Thomas Verbogt: „Wenn der Winter vorbei ist“

Thomas Verbogt Wenn der Winter vorbei ist Oktaven Freies Geisesleben Urachhaus

Ein stiller, langsamer Roman, der nicht nur durch die Handlung und Sprache zum Verweilen, Nachdenken und Festhalten anregt. Ein Spiel zwischen Wahrheit und Wirklichkeit. Was hat im Leben tatsächliche Bedeutung? Was berührt uns so sehr, dass es im Leben beständige Bedeutung hat? Wie weit haben Erinnerungen einen Einfluss auf die Gegenwart und wie lange sollte man an diesen beharrlich festhalten?

Der Roman wurde aus dem Niederländischen von Christiane Burkhardt übersetzt und war bereits für viele Preise nominiert. Der Autor schreibt zart, melancholisch, leichtfüßig, fast schon poetisch cineastisch und setzt sich mit einem Jugendereignis auseinander, dass den Protagonisten bis in sein späteres Leben hinein beeinflusst und sogar verändert.

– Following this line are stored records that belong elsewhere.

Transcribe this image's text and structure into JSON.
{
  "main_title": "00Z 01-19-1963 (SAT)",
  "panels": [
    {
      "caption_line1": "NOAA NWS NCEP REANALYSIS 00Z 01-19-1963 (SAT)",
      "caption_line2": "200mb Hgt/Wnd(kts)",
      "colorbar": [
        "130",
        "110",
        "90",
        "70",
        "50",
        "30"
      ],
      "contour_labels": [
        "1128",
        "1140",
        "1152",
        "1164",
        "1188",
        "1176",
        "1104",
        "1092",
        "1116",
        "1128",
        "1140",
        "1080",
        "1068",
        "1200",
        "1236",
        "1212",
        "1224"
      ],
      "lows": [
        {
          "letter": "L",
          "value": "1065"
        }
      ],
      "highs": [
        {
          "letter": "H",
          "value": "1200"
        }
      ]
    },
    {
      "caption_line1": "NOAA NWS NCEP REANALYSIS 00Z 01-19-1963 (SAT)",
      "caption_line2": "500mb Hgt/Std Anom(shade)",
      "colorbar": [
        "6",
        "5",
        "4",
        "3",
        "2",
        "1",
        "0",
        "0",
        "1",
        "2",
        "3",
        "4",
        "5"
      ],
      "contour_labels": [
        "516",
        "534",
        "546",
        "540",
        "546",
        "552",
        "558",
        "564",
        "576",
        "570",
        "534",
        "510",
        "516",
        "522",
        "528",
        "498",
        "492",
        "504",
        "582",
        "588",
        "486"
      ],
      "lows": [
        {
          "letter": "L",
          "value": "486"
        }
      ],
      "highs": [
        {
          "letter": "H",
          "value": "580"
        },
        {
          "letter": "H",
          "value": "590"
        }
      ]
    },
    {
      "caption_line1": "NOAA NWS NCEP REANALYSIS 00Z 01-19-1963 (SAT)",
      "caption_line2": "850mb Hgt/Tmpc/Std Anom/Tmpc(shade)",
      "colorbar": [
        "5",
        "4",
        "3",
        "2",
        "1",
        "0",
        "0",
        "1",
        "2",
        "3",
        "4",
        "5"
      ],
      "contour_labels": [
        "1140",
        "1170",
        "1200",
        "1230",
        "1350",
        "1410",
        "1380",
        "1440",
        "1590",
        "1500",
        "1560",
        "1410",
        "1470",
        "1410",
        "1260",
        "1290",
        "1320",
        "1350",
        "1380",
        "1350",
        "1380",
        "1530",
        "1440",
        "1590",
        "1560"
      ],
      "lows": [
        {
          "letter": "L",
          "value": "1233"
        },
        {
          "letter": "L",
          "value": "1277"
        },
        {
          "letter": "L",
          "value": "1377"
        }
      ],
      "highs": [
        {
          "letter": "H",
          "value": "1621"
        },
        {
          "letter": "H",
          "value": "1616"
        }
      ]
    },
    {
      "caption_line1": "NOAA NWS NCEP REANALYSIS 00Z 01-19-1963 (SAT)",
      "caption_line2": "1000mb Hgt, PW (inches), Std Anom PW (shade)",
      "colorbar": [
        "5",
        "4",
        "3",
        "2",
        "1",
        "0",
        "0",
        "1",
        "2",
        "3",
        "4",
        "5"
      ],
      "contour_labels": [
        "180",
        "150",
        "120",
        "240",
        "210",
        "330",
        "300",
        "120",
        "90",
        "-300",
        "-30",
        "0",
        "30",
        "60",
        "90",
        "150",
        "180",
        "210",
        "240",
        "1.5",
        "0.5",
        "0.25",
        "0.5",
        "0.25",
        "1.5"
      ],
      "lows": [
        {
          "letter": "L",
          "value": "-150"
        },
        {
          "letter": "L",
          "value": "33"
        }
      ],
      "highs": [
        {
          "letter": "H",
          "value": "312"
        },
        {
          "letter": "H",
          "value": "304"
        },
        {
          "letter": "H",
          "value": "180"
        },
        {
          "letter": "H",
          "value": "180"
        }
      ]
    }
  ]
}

Der alternde Schriftsteller Thomas hat eine neue Liebe im Leben gefunden und möchte mit dieser zusammenziehen. Vor dem Umzug ordnet er seine Sachen und mistet aus. Dabei werden seine Erinnerungen geweckt. Es sind Fragmente aus seiner Kindheit und besonders auf seinem Weg zum Erwachsenwerden. Auch reicht ab und zu ein kleiner Songschnitzel, um ihn in seine Vergangenheit zu katapultieren. Er erlebt das Abgelegte in dem Erzählzeitraum intensiver als seine Gegenwart. Dies ist einer seiner Charakterzüge, der ihn seit seiner Jugendzeit prägt. Er hat Schwierigkeiten sich zu öffnen, sich von Menschen oder Begebenheiten berühren zu lassen. Erst der Blick zurück, ermöglicht ihm das Erfassen. In seiner Kindheit war der schmerzhafte Verlust seiner Adoptivschwester ein prägender Moment. Seine Freundschaften und Beziehungen gestalten sich stets schwierig. Seine ersten Versuche in der Liebe scheitern, weil er es nicht zulassen kann, geliebt zu werden. Er wagt es nicht, sich berühren zu lassen. An der Schwelle zum Erwachsenwerden schafft es ein jüngeres Mädchen, ihn zu wecken. Durch zwei zarte, unschuldige Küsse wird er endlich, aber nur kurzfristig, aus seiner Schutzschicht, aus seinem seelischen Eis befreit.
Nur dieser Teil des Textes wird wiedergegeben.